The Owls were down 42-3 against Wake Forest after just one half of play last season. Rice trailed their opponents collectively 267-113 in the first half of games, and even trailed FCS opponent Prairie View A&M at the half in the opener. It was obvious how much more comfortable Rice looked right out of the gate in 2019 against Wake Forest. 

“There is clearly a blueprint they are using to build a program,” Wake Forest coach Dave Clawson said. “If you look a their roster, they played some young kids last year that they really liked. All these kids are now a year older, a year better and are more productive.”

Perhaps the most important factor that Clawson didn’t mention is the attitude that is starting to take hold in the building. You feel it when the team walked out for the game. You feel it when they line up for the kickoff. You feel it even when the final whistle sounded. 

Rice football isn’t just here to grow and have nice performance to attract some attention. The program is 3-24 since the beginning of the 2017 season. The program has not posted a winning record since 2014. Bad teams lose their focus and resign themselves to losing. But even after years of troubles, Rice football continues to stand tall. 

“I know it. I see it. I see it in the locker room after this game that everyone is still holding their head high,” Ekpe said. “We’re confident. I’m confident in this team and I know what we’re capable of.” 

Bloomgren is building his program through freshman recruiting, but with a few upperclassmen who he feels can contribute to the culture. Center Brian Chaffin and fullback Reagan Williams both played under Bloomgren at Stanford. Quarterback Tom Stewart and running back Charlie Booker joined the program from Harvard. Two other offensive linemen transferred in after earning national accolades at the sub-FBS level. All of the players fit exactly what Bloomgren wants: tough, physical and intelligent. Intellectual Brutality, if you will. 

Stewart only arrived this summer. Already, the team has made an impression on him. 

“Everyone definitely cares,” Stewart said. “There is a culture here to where we have the expectation of winning. Every single guy in that locker room believes that every game. I don’t know if that’s always been the case. I’ve been part of locker rooms where not everyone cared that much. I’m excited because these guys really care."

Against Army in the opener, that culture shone through. The Owls were all knotted up with the Black Knights at halftime. It took a late touchdown in the fourth quarter for Army, a team that won 11 games last year, to escape Rice at home. 

In case there were any questions about how impressive that kind of performance was, Army took No. 7 Michigan to double-overtime at the Big House. Many programs would have been happy to post a good performance.

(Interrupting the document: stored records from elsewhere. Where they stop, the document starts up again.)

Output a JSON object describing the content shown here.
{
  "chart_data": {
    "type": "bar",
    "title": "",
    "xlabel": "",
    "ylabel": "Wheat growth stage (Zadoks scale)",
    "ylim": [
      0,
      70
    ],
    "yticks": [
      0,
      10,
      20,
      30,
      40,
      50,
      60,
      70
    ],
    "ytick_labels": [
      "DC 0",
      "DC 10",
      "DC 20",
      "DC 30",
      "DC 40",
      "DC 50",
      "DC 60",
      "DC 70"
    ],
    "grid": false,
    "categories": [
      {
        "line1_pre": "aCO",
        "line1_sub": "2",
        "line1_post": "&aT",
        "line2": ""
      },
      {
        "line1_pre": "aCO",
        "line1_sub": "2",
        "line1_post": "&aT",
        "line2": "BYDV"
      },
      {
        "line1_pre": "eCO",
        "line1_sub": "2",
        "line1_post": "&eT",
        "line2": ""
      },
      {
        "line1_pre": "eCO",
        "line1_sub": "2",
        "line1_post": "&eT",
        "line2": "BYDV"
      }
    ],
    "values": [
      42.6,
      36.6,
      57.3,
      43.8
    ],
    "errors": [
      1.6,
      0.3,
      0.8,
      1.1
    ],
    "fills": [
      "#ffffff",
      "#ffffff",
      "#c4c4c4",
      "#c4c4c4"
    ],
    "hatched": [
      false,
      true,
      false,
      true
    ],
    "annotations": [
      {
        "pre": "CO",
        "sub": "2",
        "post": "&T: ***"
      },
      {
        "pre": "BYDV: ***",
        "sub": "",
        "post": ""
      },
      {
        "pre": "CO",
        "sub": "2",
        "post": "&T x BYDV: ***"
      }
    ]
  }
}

Bloomgren was devastated that Rice couldn’t yet finish the job. 

“[Bloomgren] has done a great job in changing that team around from a year or so until now,” Army coach Jeff Monken said. “He said leading up to the game that they were going to be a team that was willing to go toe-to-toe with us, and they sure did.”

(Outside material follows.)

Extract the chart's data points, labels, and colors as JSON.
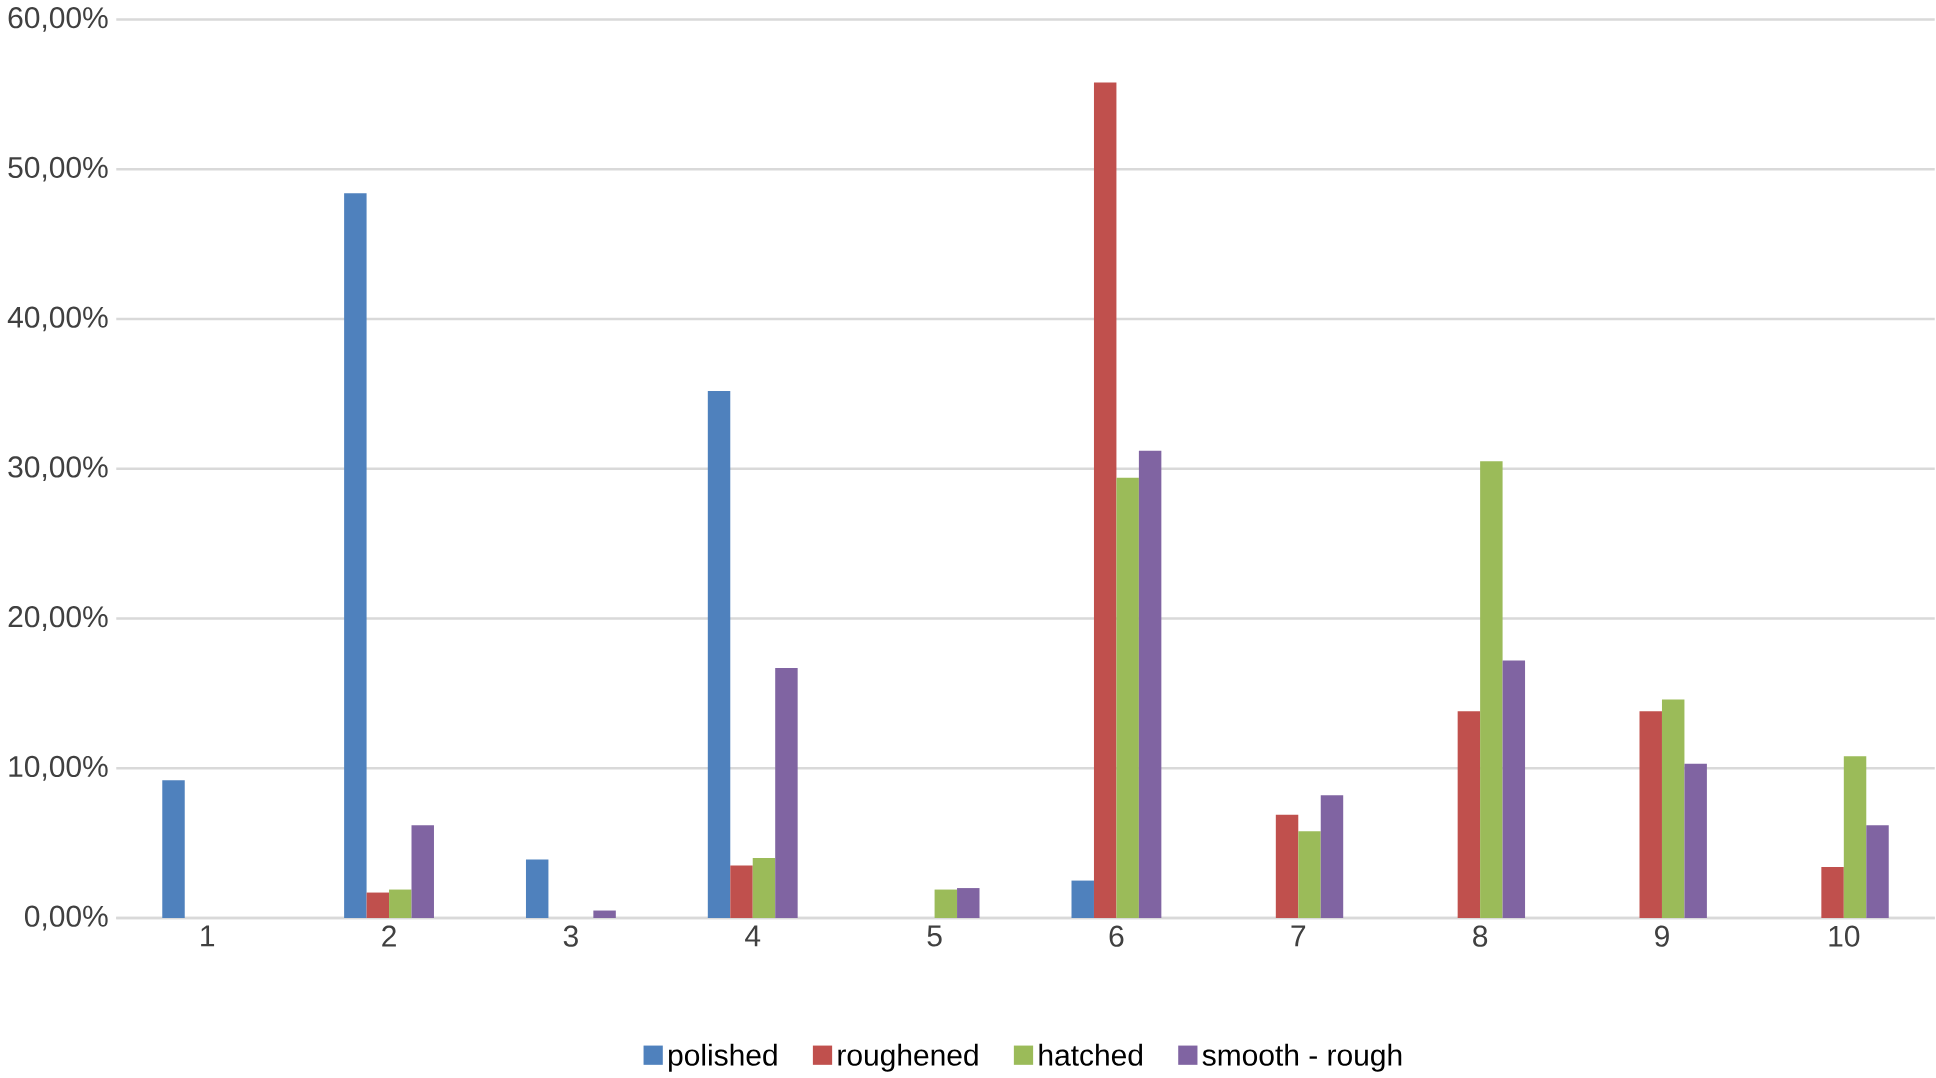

Back at the podium in the Rice football complex after the Wake Forest game, Bloomgren is still visibly disappointed. He feels like his team let opportunities slide. Rice football will be better for playing these games, eventually. They’re foundational. I asked him how he moves past these games, knowing that there are so many more difficult ones on the horizon. He thinks. 

“I’m not sure that I’m ready to answer that question because I’m pretty down on myself right now,” Bloomgren said. “We’ll watch the film and get ready for the Longhorns.” 

The battles don’t get any easier. Next week, Rice faces off against the Texas Longhorns at NRG Stadium. One week later, Baylor comes to Rice Stadium. Chances are, the Owls will be 0-4 when the brutal nonconference schedule finishes. The team better be motivated for the start of conference play; the Owls open against perennial conference contender Louisiana Tech. 

“I want to work them harder than they ever have because I think they’re ready to do it,” Bloomgren said. “I want to find a way to win games.

“Just keep fighting. Just keep fighting.”